Investigation of cardiovascular risk 5-15 years after early or late-onset preeclampsia by adenosine stress Magnetic Resonance Imaging and non-invasive methods like retinal vessel analysis, skin measurement of advanced glycation end products, flow-mediated dilation or pulse wave analysis in comparison to women after healthy pregnancies.

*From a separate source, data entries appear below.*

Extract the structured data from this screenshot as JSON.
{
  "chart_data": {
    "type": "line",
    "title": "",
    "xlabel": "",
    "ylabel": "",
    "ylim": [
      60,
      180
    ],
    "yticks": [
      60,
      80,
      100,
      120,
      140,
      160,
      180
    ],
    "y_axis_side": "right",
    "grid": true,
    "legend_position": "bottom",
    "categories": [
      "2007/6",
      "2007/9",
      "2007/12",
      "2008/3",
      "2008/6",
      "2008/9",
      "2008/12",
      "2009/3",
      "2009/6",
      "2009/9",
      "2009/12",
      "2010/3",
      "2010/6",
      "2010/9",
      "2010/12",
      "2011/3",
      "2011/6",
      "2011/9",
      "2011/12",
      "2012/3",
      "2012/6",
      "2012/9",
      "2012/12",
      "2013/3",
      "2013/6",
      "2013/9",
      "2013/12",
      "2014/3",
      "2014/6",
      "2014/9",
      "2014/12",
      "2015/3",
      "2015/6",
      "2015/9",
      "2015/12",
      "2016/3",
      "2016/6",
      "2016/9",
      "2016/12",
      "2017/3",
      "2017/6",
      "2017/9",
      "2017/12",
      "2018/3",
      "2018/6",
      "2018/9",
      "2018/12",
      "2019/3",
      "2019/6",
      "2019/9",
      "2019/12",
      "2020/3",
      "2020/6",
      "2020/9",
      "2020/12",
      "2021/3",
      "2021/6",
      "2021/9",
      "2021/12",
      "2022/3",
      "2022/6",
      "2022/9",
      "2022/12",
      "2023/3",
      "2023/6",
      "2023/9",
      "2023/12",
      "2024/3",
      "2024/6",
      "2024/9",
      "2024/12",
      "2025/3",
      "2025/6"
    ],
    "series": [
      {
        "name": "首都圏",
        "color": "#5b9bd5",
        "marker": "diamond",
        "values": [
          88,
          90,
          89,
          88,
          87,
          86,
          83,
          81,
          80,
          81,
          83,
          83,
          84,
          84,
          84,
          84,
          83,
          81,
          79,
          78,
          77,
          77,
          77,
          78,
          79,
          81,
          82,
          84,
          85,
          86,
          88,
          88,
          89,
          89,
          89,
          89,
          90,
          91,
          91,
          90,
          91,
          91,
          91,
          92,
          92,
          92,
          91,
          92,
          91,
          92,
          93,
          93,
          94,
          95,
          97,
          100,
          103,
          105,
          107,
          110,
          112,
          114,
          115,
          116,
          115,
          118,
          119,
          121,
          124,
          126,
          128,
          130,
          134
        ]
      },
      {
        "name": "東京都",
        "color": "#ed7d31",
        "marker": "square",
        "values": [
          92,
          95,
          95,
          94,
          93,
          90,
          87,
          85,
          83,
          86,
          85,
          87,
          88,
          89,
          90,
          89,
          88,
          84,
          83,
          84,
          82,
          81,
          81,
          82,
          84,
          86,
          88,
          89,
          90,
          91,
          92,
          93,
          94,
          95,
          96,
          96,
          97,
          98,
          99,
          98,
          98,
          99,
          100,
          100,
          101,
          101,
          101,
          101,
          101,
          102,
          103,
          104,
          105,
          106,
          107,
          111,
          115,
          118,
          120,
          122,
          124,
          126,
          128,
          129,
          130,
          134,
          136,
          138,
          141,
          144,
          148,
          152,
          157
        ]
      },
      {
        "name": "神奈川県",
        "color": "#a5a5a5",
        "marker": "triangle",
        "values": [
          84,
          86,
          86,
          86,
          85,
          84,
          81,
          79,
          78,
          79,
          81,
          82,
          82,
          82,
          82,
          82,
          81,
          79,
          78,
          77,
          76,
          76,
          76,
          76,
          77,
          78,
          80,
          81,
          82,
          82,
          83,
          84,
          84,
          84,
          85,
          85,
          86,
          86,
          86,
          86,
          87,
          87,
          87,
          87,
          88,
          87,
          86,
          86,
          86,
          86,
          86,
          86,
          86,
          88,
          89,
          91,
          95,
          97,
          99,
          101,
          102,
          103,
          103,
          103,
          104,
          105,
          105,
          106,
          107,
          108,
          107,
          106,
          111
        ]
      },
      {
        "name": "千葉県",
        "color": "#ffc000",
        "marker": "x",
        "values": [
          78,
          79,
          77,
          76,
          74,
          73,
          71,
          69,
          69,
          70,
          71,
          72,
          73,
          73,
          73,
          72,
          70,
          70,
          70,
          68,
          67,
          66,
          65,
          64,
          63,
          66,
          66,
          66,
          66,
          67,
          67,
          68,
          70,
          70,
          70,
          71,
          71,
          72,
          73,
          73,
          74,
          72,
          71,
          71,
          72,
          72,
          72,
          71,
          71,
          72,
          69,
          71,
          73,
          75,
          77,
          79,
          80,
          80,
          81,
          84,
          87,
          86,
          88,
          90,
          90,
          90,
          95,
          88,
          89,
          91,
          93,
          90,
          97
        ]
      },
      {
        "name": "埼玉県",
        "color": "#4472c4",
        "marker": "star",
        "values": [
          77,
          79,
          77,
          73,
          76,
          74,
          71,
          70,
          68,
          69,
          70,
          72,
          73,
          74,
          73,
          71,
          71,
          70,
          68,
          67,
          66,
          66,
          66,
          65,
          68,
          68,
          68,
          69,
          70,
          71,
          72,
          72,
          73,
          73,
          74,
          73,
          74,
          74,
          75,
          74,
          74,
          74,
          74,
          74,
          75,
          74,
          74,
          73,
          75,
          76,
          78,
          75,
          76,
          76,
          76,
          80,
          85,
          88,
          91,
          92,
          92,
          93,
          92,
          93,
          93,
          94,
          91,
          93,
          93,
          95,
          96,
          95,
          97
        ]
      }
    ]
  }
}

NCT ID: NCT05253781 Active, not recruiting - Sickle Cell Disease Clinical Trials

Low Dose Aspirin for Preventing Intrauterine Growth Restriction and Preeclampsia in Sickle Cell Pregnancy (PIPSICKLE)

PIPSICKLE
Start date: July 1, 2020
Phase: Phase 3
Study type: Interventional

Pregnancy in sickle cell disease (SCD) is fraught with many complications including preeclampsia (PE) and intrauterine growth restriction (IUGR). Previously, the investigators found an abnormality in prostacyclin-thromboxane ratio in sickle cell pregnant women, a situation that is also found in non-sickle pregnancies with PE and unexplained IUGR. Low dose aspirin (LDA) has been found to reduce the incidence of PE and IUGR in high-risk women due to its reduction of vasoconstrictor thromboxane whilst sparing prostacyclin, in effect "correcting" the ratio. It has been found to be safe for use in pregnancy and is recommended in obstetric guidelines for this use but has not been tested in sickle cell pregnancy. The investigators hypothesize that LDA would reduce the incidence of IUGR and PE in pregnant haemoglobin (Hb)SS women. The investigators also plan to build a machine-learning model to predict severe maternal outcomes in them. The investigators propose a multi-site, randomized, controlled, double blind trial comparing a daily dose of 100mg aspirin with placebo, from 12 - 28 weeks gestation until 36 weeks. The study sites are three teaching hospitals in Lagos and Ile-Ife, and twelve general hospitals and one federal medical centre within Lagos state, with the coordinating centre at the College of Medicine, University of Lagos (CMUL), Idi-Araba, Lagos. A total of 476 eligible pregnant HbSS and HbSC women will be recruited consecutively and randomly assigned to either group using a web-based app, sealed envelope. Each study group will comprise 238 pregnant women with SCD. All participants will be followed from recruitment till delivery. They will have their body weight, blood pressure and haematocrit checked at each antenatal visit. Their full blood count, vital signs and oxygen saturation will be checked and recorded at each visit. Primary outcome measure will be birth weight below 10th centile for gestational age on INTERGROWTH 21 birthweight charts, and incidence of miscarriage or perinatal death. Analysis will be by intention to treat, and the main treatment effects will be quantified by relative risk with 95% confidence intervals, at a 5% significance level. The investigators plan to develop a prediction model to predict the risk of complications in these women using machine learning. The prediction outcome will be severe maternal outcomes comprising maternal near miss or death.